Der Philosoph betonte, dass die Eingebürgerten genauso wie die Alteingesessenen „ihre eigene Stimme in den Prozess der Fort- und Umbildung dieser Inhalte“ einbringen könnten. Versuche der rechtlichen Konservierung einer Leitkultur widersprächen nicht nur dem liberalen Grundrechtsverständnis, sie seien auch unrealistisch, urteilt Habermas.
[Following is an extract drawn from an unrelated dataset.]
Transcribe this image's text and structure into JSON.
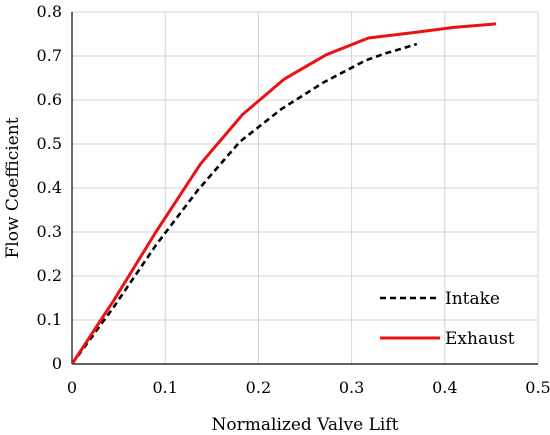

Bundesinnenminister Thomas de Maizière (CDU) hatte die Bundesbürger am Wochenende dazu aufgerufen, sich selbstbewusst zu einer deutschen Leitkultur zu bekennen und sie vorzuleben. Der Innenminister nannte einen Katalog von zehn Punkten, der jenseits von Grundrechten und Grundgesetz nach seiner Meinung die Leitkultur ausmacht. (KNA/dpa/iQ)

Leserkommentare

Andreas sagt:
Ich glaube nicht, dass ein Politiker sich anmaßen kann, eine für alle verbindliche deutsche Leitkultur zu definieren. Abgesehen davon ist Kultur nicht leblos, sondern unterliegt auch einer Veränderung. Da muss man doch nur einmal das heutige Deutschland mit dem von vor hundert Jahren vergleichen und mit dem von vor zweihundert Jahren etc.
03.05.17
14:37
Johannes Disch sagt:
Es geht auch nicht um eine deutsche Leitkultur. Da irrt der Innenminister tatsächlich und Habermas hat recht. Es geht um eine europäische Leitkultur, die Habermas in seinem berühmten Werk "Der philosophische Diskurs der Moderne" als "kulturelle Moderne" bezeichnet hat. Dazu zählen u. a. Individuelle (nicht kollektive) Menschenrechte, das Individualitätsprinzip, die Trennung von Religion und Politik, etc. Bassam Tibi hat das an Habermas angelehnte Konzept der "Leitkultur" bereits vor über 20 Jahren in die Politik eingebracht und auch verschiedene Politiker beraten, darunter auch Angela Merkel. Er hat es inzwischen aufgegeben und hält die deutsche Politik für beratungsresistent. Die Deutschen neigen noch immer zur gesinnungsethischen Nabelschau. Jede Talkshow zum Thema Islam und Integration beweist das.
04.05.17
15:16
Charley sagt:
Es ist absurd, Folkloregewohnheiten für verbindlich zu erklären. Zugleich ist es vermutlich eine Überforderung für viele, die Erkenntnis der Freiheit als Ziel zu verfolgen. Aber wenn wir uns in der Sehnsucht nach dieser Erkenntnis verbinden könnten, würde die Kultur blühen. Alle Gesetze sind nur auf Grundlage dieser Sehnsucht zu verstehen.